Une question plus épineuse à considérer est celle des risques juridiques posés par un avortement autogéré ultérieur, en particulier dans les États où l’avortement est fortement criminalisé. En 2015, une femme de l’Indiana nommée Purvi Patel a été condamnée à 20 ans de prison après avoir été reconnue coupable de fœticide. Une grande partie du procès reposait sur les restes fœtaux qu’elle avait jetés dans une benne à ordures (Patel a insisté sur le fait que la naissance était mort-née et elle a été libérée de prison un an plus tard après qu’un juge a annulé sa peine). Non seulement les restes fœtaux peuvent eux-mêmes être utilisés comme preuve d’un avortement; plusieurs États ont des « lois sur l’inhumation du fœtus » qu’il est facile d’enfreindre. Une façon de relever ces défis consiste à initier l’avortement à domicile, puis à se rendre à l’hôpital à mi-parcours et à dire au personnel médical que vous êtes au milieu d’une fausse couche. Mais cela aussi peut être risqué : bien qu’il soit impossible de faire physiquement la distinction entre un avortement autogéré et une fausse couche, de nombreuses personnes ont été signalées à la police par le personnel médical qui soupçonne un avortement (comme cela s’est produit récemment avec Lizelle Herrera). Et une fois qu’une personne a été entraînée dans le système judiciaire, son historique de recherche sur Internet, ses SMS, ses e-mails et d’autres traces numériques peuvent être utilisés pour monter un dossier contre elle (il existe des ressources comme Repro Legal Helpline pour les patients confrontés à des risques juridiques).
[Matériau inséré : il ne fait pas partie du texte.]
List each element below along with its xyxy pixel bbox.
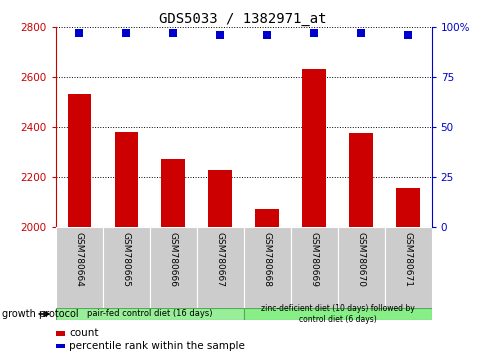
Point xyxy=(404,32,411,38)
Bar xyxy=(67,94,91,227)
Bar xyxy=(395,188,419,227)
Text: GSM780667: GSM780667 xyxy=(215,232,224,287)
Point xyxy=(310,30,318,35)
Bar xyxy=(243,308,431,320)
Bar xyxy=(243,227,290,308)
Bar xyxy=(348,133,372,227)
Text: GSM780669: GSM780669 xyxy=(309,232,318,287)
Point xyxy=(75,30,83,35)
Bar xyxy=(384,227,431,308)
Bar xyxy=(290,227,337,308)
Point xyxy=(169,30,177,35)
Text: GSM780670: GSM780670 xyxy=(356,232,365,287)
Text: GSM780664: GSM780664 xyxy=(75,232,84,287)
Text: zinc-deficient diet (10 days) followed by
control diet (6 days): zinc-deficient diet (10 days) followed b… xyxy=(260,304,414,324)
Bar xyxy=(56,227,103,308)
Bar xyxy=(150,227,197,308)
Bar xyxy=(161,159,184,227)
Bar xyxy=(103,227,150,308)
Text: growth protocol: growth protocol xyxy=(2,309,79,319)
Bar xyxy=(302,69,325,227)
Text: GSM780665: GSM780665 xyxy=(121,232,131,287)
Point xyxy=(122,30,130,35)
Text: GDS5033 / 1382971_at: GDS5033 / 1382971_at xyxy=(158,12,326,27)
Bar xyxy=(337,227,384,308)
Text: percentile rank within the sample: percentile rank within the sample xyxy=(69,341,245,351)
Bar xyxy=(114,132,138,227)
Text: GSM780671: GSM780671 xyxy=(403,232,412,287)
Text: GSM780666: GSM780666 xyxy=(168,232,177,287)
Text: count: count xyxy=(69,329,99,338)
Text: GSM780668: GSM780668 xyxy=(262,232,271,287)
Bar xyxy=(255,209,278,227)
Point xyxy=(357,30,364,35)
Point xyxy=(216,32,224,38)
Bar xyxy=(197,227,243,308)
Bar xyxy=(56,308,243,320)
Bar xyxy=(208,170,231,227)
Text: pair-fed control diet (16 days): pair-fed control diet (16 days) xyxy=(87,309,212,319)
Point xyxy=(263,32,271,38)
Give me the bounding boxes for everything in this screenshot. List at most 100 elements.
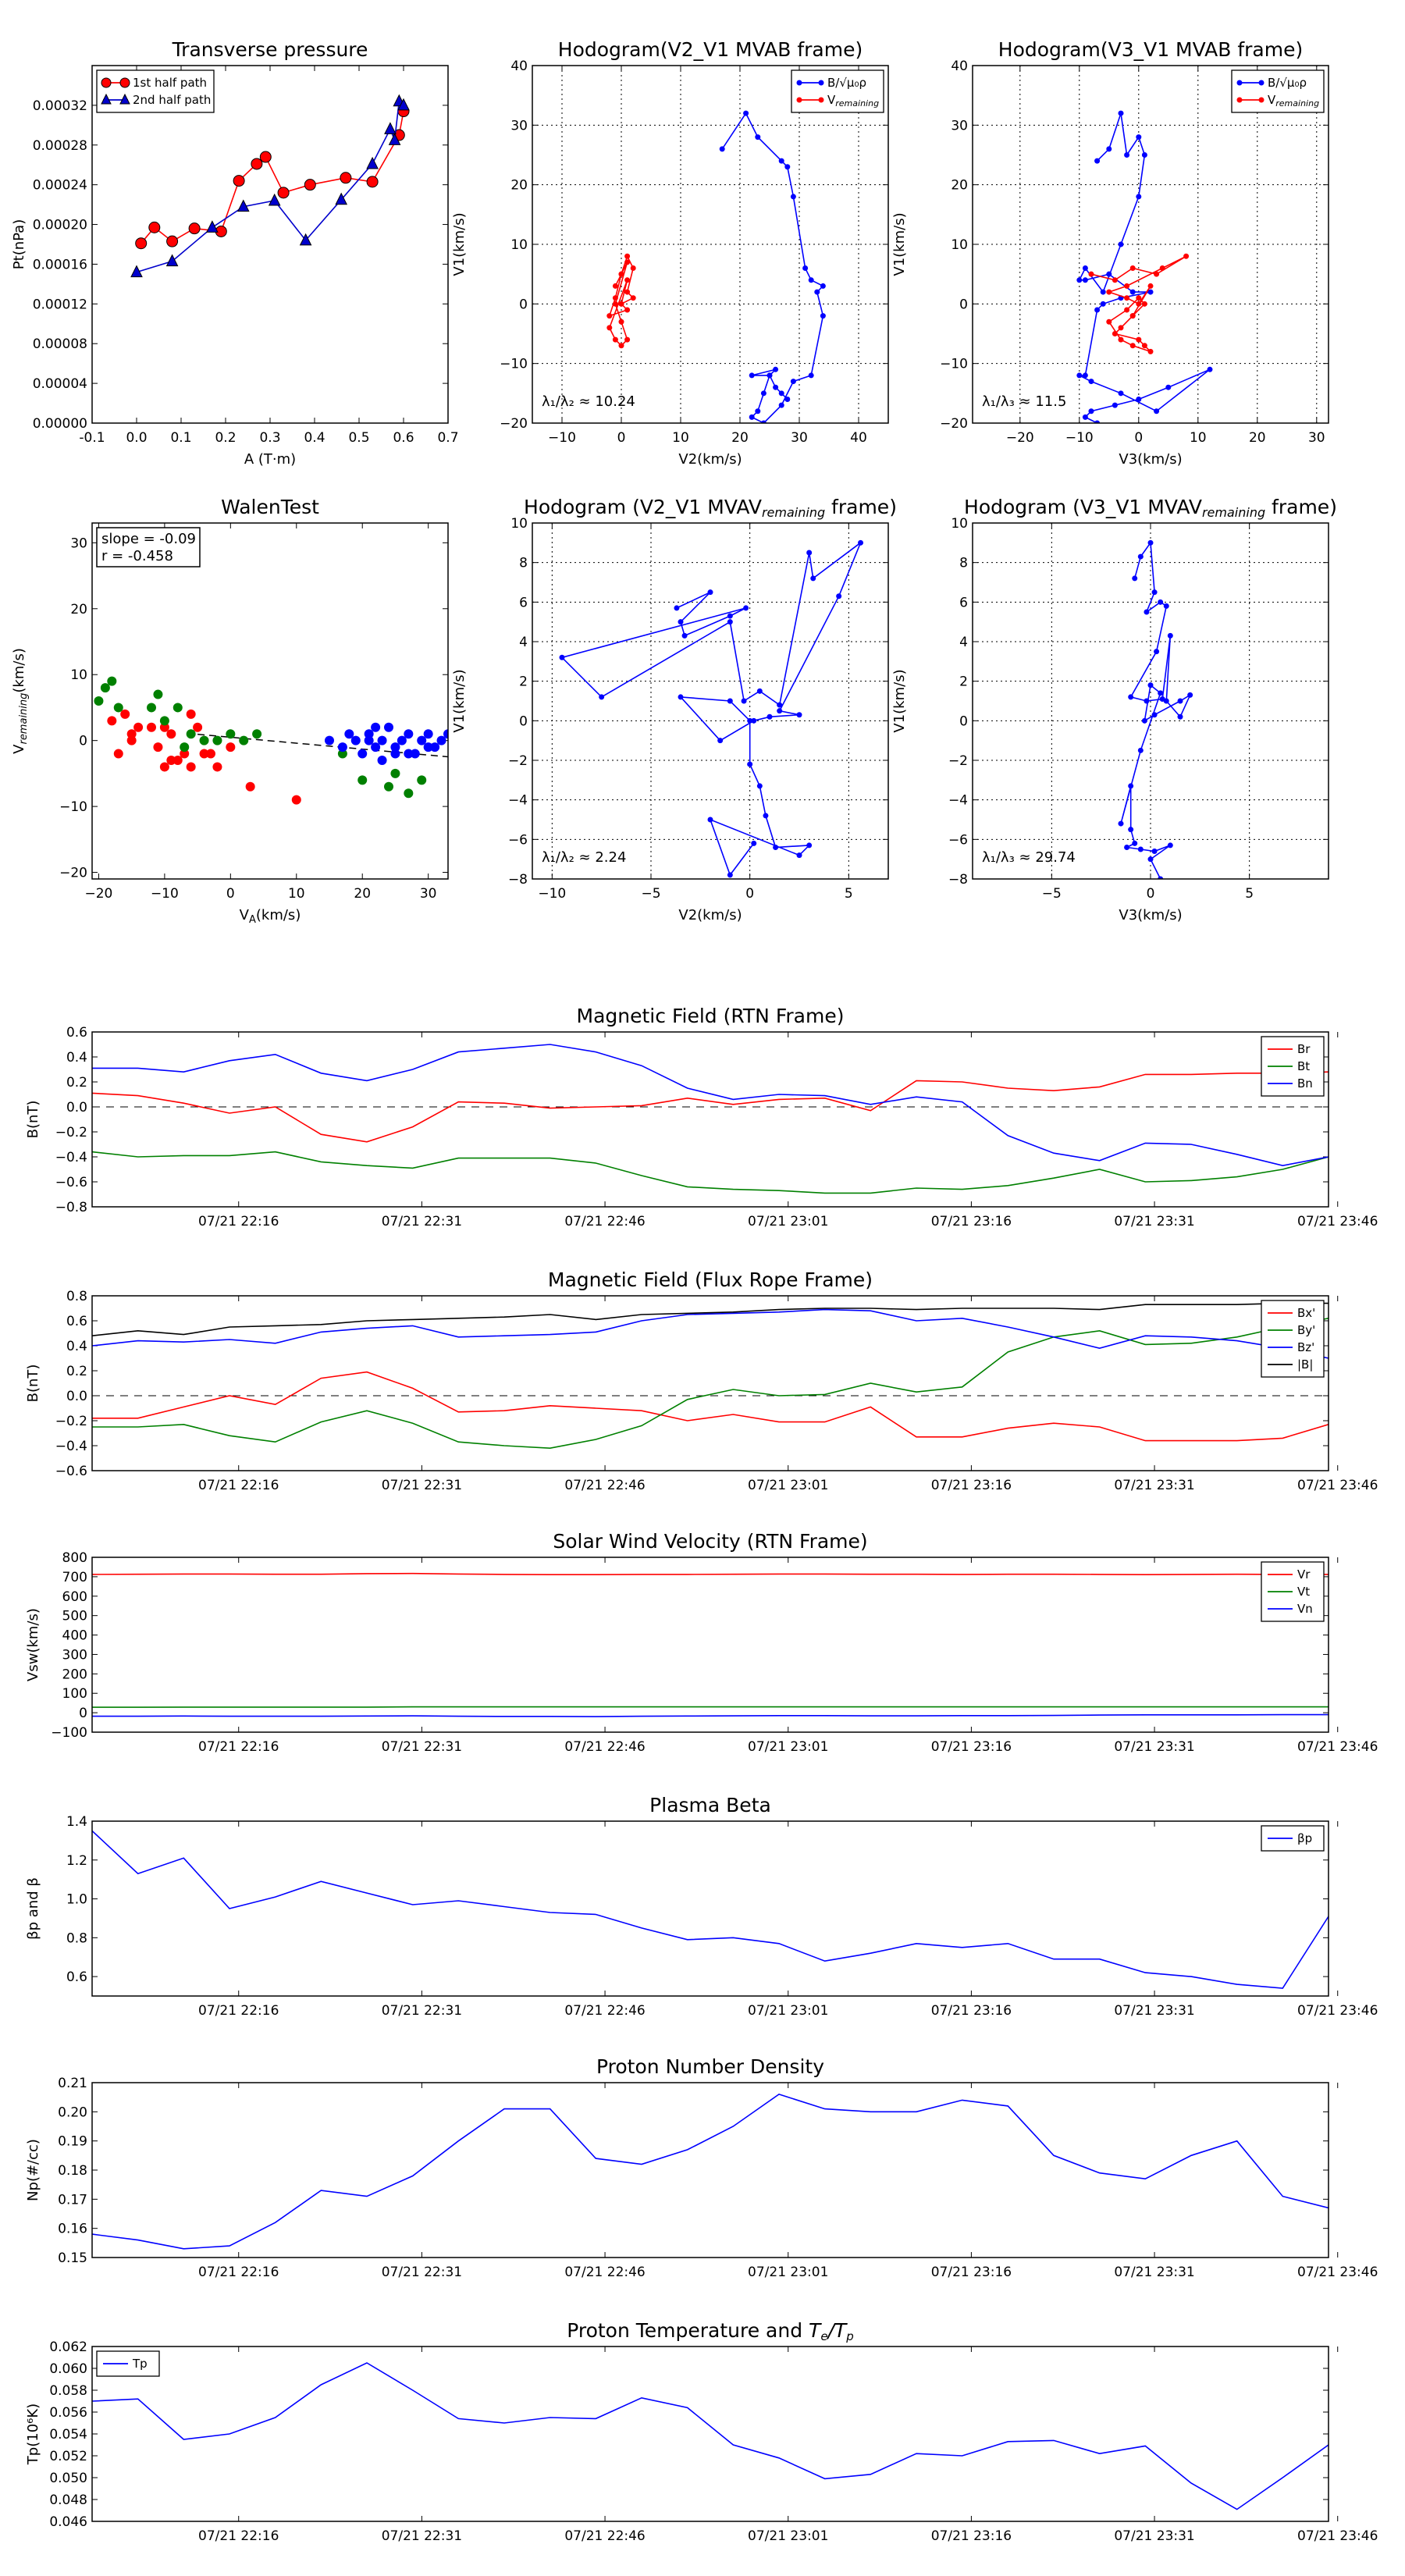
data-point xyxy=(206,220,219,233)
legend-box xyxy=(791,69,884,113)
data-point xyxy=(165,254,179,267)
data-point xyxy=(340,172,352,184)
tick-label-y: −4 xyxy=(948,793,968,809)
tick-label-x: 0 xyxy=(226,886,235,902)
data-point xyxy=(618,301,624,307)
legend: Br Bt Bn xyxy=(1261,1036,1325,1097)
tick-label-y: 40 xyxy=(951,59,968,74)
data-point xyxy=(1082,265,1088,272)
legend-marker xyxy=(1236,80,1243,86)
data-point xyxy=(1177,713,1183,720)
legend: Tp xyxy=(96,2350,160,2377)
tick-label-y: 0.00008 xyxy=(33,336,87,352)
annotation-box xyxy=(96,527,201,568)
data-point xyxy=(384,722,393,732)
legend-label: Vremaining xyxy=(1268,93,1319,109)
data-point xyxy=(1136,295,1142,301)
tick-label-y: 0.046 xyxy=(49,2514,87,2530)
tick-label-y: −0.6 xyxy=(55,1175,87,1190)
data-point xyxy=(159,716,169,726)
data-point xyxy=(364,729,374,739)
tick-label-x: 07/21 22:31 xyxy=(382,1739,462,1755)
tick-label-y: 500 xyxy=(62,1609,87,1624)
legend-marker xyxy=(796,80,802,86)
chart-title: Magnetic Field (Flux Rope Frame) xyxy=(548,1268,873,1291)
axes-frame xyxy=(91,1820,1329,1997)
legend-marker xyxy=(119,77,130,88)
legend-marker xyxy=(1258,97,1264,103)
tick-label-x: 07/21 23:16 xyxy=(931,1739,1012,1755)
data-point xyxy=(760,390,767,397)
legend-label: Tp xyxy=(132,2357,148,2371)
legend-marker xyxy=(1236,97,1243,103)
tick-label-y: −2 xyxy=(508,753,528,769)
annotation: λ₁/λ₃ ≈ 11.5 xyxy=(982,393,1066,410)
tick-label-x: 0.7 xyxy=(437,430,458,446)
tick-label-x: 07/21 22:46 xyxy=(564,2003,645,2019)
data-point xyxy=(743,605,749,611)
tick-label-y: −100 xyxy=(51,1725,87,1741)
data-point xyxy=(277,187,290,199)
tick-label-x: 40 xyxy=(850,430,867,446)
tick-label-y: 4 xyxy=(519,635,528,650)
tick-label-x: 07/21 23:46 xyxy=(1297,2528,1378,2544)
tick-label-x: 0.5 xyxy=(348,430,369,446)
data-point xyxy=(1094,307,1101,313)
tick-label-x: 07/21 23:31 xyxy=(1114,1478,1194,1493)
data-point xyxy=(1137,747,1144,753)
legend: Vr Vt Vn xyxy=(1261,1561,1325,1622)
data-point xyxy=(1147,682,1154,688)
plot-area xyxy=(92,2094,1329,2250)
axes-frame xyxy=(532,522,889,880)
data-point xyxy=(1118,390,1124,397)
tick-label-y: 30 xyxy=(70,535,87,551)
plot-area xyxy=(92,1044,1329,1194)
data-point xyxy=(94,696,104,706)
legend-label: 2nd half path xyxy=(133,93,211,107)
data-point xyxy=(1124,844,1130,850)
data-point xyxy=(749,414,755,420)
tick-label-y: 20 xyxy=(70,602,87,617)
y-axis-label: Vremaining(km/s) xyxy=(11,648,30,754)
data-point xyxy=(1129,265,1136,272)
data-point xyxy=(678,619,684,625)
series-line-By' xyxy=(92,1318,1329,1450)
tick-label-x: 07/21 23:16 xyxy=(931,2528,1012,2544)
chart-title: Magnetic Field (RTN Frame) xyxy=(577,1005,845,1027)
data-point xyxy=(1112,402,1118,408)
tick-label-y: 0 xyxy=(79,1706,87,1721)
tick-label-y: 300 xyxy=(62,1647,87,1663)
tick-label-y: 0.8 xyxy=(66,1930,87,1946)
data-point xyxy=(226,742,236,753)
data-point xyxy=(767,713,773,720)
data-point xyxy=(1159,265,1165,272)
plot-area xyxy=(92,2362,1329,2510)
tick-label-x: 07/21 22:46 xyxy=(564,1214,645,1229)
data-point xyxy=(1144,698,1150,704)
data-point xyxy=(1106,271,1112,277)
tick-label-y: 8 xyxy=(959,556,968,571)
legend-label: Vn xyxy=(1297,1602,1313,1616)
data-point xyxy=(1147,856,1154,863)
data-point xyxy=(1118,325,1124,331)
tick-label-y: 0.0 xyxy=(66,1100,87,1115)
y-axis-label: B(nT) xyxy=(25,1101,41,1139)
tick-label-y: 10 xyxy=(951,237,968,253)
data-point xyxy=(1124,152,1130,158)
data-point xyxy=(624,253,631,259)
tick-label-x: 07/21 22:31 xyxy=(382,2528,462,2544)
data-point xyxy=(166,729,176,739)
data-point xyxy=(747,761,753,767)
series-line-Bz' xyxy=(92,1308,1329,1359)
data-point xyxy=(1094,158,1101,164)
tick-label-x: 0 xyxy=(617,430,626,446)
tick-label-y: 2 xyxy=(959,674,968,690)
data-point xyxy=(1128,783,1134,789)
data-point xyxy=(1129,343,1136,349)
data-point xyxy=(107,716,117,726)
data-point xyxy=(1106,289,1112,295)
x-axis-label: A (T·m) xyxy=(244,451,296,468)
series-line-V_remaining xyxy=(608,254,635,347)
data-point xyxy=(1165,384,1172,390)
tick-label-x: 07/21 23:16 xyxy=(931,2003,1012,2019)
Ajoutez à cela la possibilité d’être poursuivi pour « aide et complicité » à l’avortement, et il devient plus facile de comprendre pourquoi tant d’organisations sont restées circonspectes dans la façon dont elles parlent de l’avortement autogéré au cours des 12 dernières semaines. C’est une chose de dire aux gens que l’OMS a déclaré que l’avortement autogéré est sûr jusqu’à 12 semaines – c’est simplement partager des informations médicales accessibles au public. Mais conseiller ouvertement les gens sur la façon d’avoir un avortement médicamenteux au deuxième trimestre alors qu’ils ne savent pas à quoi ressemble leur système de soutien ou s’ils sont prêts à gérer les risques juridiques peut sembler beaucoup plus perfide – en particulier lorsque 93% des avortements se produisent au premier trimestre.

Et pourtant, lorsque nous parlons d’un avortement sûr et autogéré comme une possibilité réservée au premier trimestre, nous refusons aux gens l’accès à des informations cruciales dont ils pourraient bénéficier et qu’ils pourraient utiliser pour se préparer à une gamme de scénarios d’avortement possibles, d’autant plus que l’avortement devient plus difficile. à obtenir et les retards dans l’obtention des pilules deviennent plus fréquents. Une vidéo récente du New York Fois documente l’expérience d’une femme qui gère elle-même son avortement au Texas. Le sujet anonyme parle d’une course contre une « horloge biologique » de 12 semaines pour un avortement autogéré en toute sécurité, une échéance qui n’est tout simplement pas réelle. Bien qu’un avortement précoce soit beaucoup plus facile, il n’y a aucune raison de croire que les pilules abortives n’auraient pas fonctionné si elle les avait prises à 12 semaines et un jour – ni qu’elles seraient soudainement devenues moins sûres.